Bottle Test Optimization at a Pembina Cardium Battery
A Pembina Cardium battery producing 850 m³/day of fluid at 78% water cut is experiencing LACT unit BS&W rejections at 0.7-0.9%, above the 0.5% pipeline specification. The battery operator runs a bottle test with 6 demulsifier candidates from two suppliers at concentrations of 30, 60, and 120 ppm and a water bath temperature of 55°C (matching the field heater-treater operating temperature). Results after 30 minutes: two products fail to reach 0.5% BS&W at any concentration; three products achieve 0.5% at 120 ppm; one product achieves 0.4% BS&W at 60 ppm with a sharp, clean interface and no rag layer. The winning product is put on trial at 65 ppm injection rate (a 10% safety margin over the 60 ppm bottle test optimum). After a 72-hour trial, LACT BS&W averages 0.38% — within specification. The annual cost difference between the previous demulsifier program (120 ppm of a mid-tier product) and the new program (65 ppm of the superior product, slightly higher unit price) is a net saving of CAD 18,000 in chemical cost per year at that battery, while eliminating the revenue loss from pipeline rejections that had averaged 4 rejection events per month.
Fast Facts
The bottle test as a standardized comparative demulsifier evaluation method emerged from the work of the National Association of Corrosion Engineers (NACE) and API in the 1940s, as the increasing production of heavy and medium gravity crudes from Devonian formations in Alberta and the Mid-Continent United States created widespread emulsion treating problems that could not be solved by simple heat and gravity separation alone.

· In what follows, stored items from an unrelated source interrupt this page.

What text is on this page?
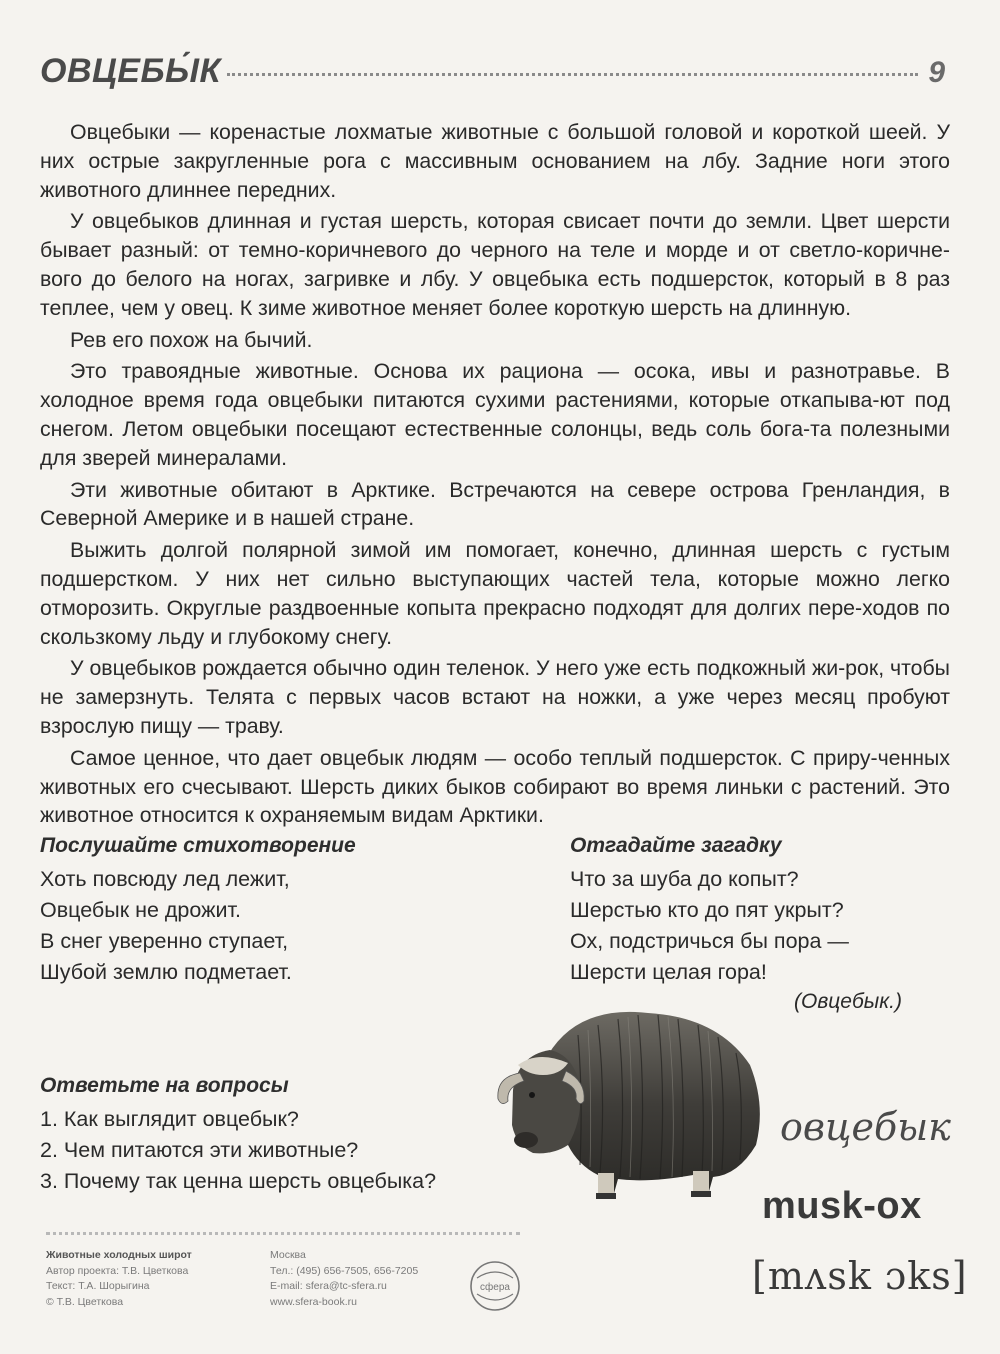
ОВЦЕБЫ́К	9

Овцебыки — коренастые лохматые животные с большой головой и короткой шеей. У них острые закругленные рога с массивным основанием на лбу. Задние ноги этого животного длиннее передних.

У овцебыков длинная и густая шерсть, которая свисает почти до земли. Цвет шерсти бывает разный: от темно-коричневого до черного на теле и морде и от светло-коричне-вого до белого на ногах, загривке и лбу. У овцебыка есть подшерсток, который в 8 раз теплее, чем у овец. К зиме животное меняет более короткую шерсть на длинную.

Рев его похож на бычий.

Это травоядные животные. Основа их рациона — осока, ивы и разнотравье. В холодное время года овцебыки питаются сухими растениями, которые откапыва-ют под снегом. Летом овцебыки посещают естественные солонцы, ведь соль бога-та полезными для зверей минералами.

Эти животные обитают в Арктике. Встречаются на севере острова Гренландия, в Северной Америке и в нашей стране.

Выжить долгой полярной зимой им помогает, конечно, длинная шерсть с густым подшерстком. У них нет сильно выступающих частей тела, которые можно легко отморозить. Округлые раздвоенные копыта прекрасно подходят для долгих пере-ходов по скользкому льду и глубокому снегу.

У овцебыков рождается обычно один теленок. У него уже есть подкожный жи-рок, чтобы не замерзнуть. Телята с первых часов встают на ножки, а уже через месяц пробуют взрослую пищу — траву.

Самое ценное, что дает овцебык людям — особо теплый подшерсток. С приру-ченных животных его счесывают. Шерсть диких быков собирают во время линьки с растений. Это животное относится к охраняемым видам Арктики.

Послушайте стихотворение
Хоть повсюду лед лежит,
Овцебык не дрожит.
В снег уверенно ступает,
Шубой землю подметает.
Отгадайте загадку
Что за шуба до копыт?
Шерстью кто до пят укрыт?
Ох, подстричься бы пора —
Шерсти целая гора!
(Овцебык.)
Ответьте на вопросы
1. Как выглядит овцебык?
2. Чем питаются эти животные?
3. Почему так ценна шерсть овцебыка?
овцебык
musk-ox
[mʌsk ɔks]
Животные холодных широт
Автор проекта: Т.В. Цветкова
Текст: Т.А. Шорыгина
© Т.В. Цветкова
Москва
Тел.: (495) 656-7505, 656-7205
E-mail: sfera@tc-sfera.ru
www.sfera-book.ru
сфера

The development of polyether-based (polyalkylene glycol) demulsifiers in the 1950s — the same chemical family that dominates the WCSB demulsifier market today — was guided almost entirely by comparative bottle test screening at the wellsite, because the relationship between polymer molecular weight, block structure, and emulsion-breaking performance could not be predicted from first principles and was most efficiently optimized empirically on the actual field emulsion.
Related Terms
The basic sediment and water specification that the bottle test result must match for pipeline custody transfer is described in the context of crude oil measurement under basic sediment and water, which covers both the centrifuge and Karl Fischer titration methods for BS&W measurement and the pipeline quality specifications that govern crude oil sales contracts in Alberta and British Columbia under AER Directive 017. The LACT unit that continuously monitors BS&W during crude oil sales and triggers pipeline shutoff when specification is exceeded is described under lease automatic custody transfer, where the relationship between LACT probe calibration, BS&W measurement frequency, and commercial royalty calculation is explained for conventional WCSB battery operations.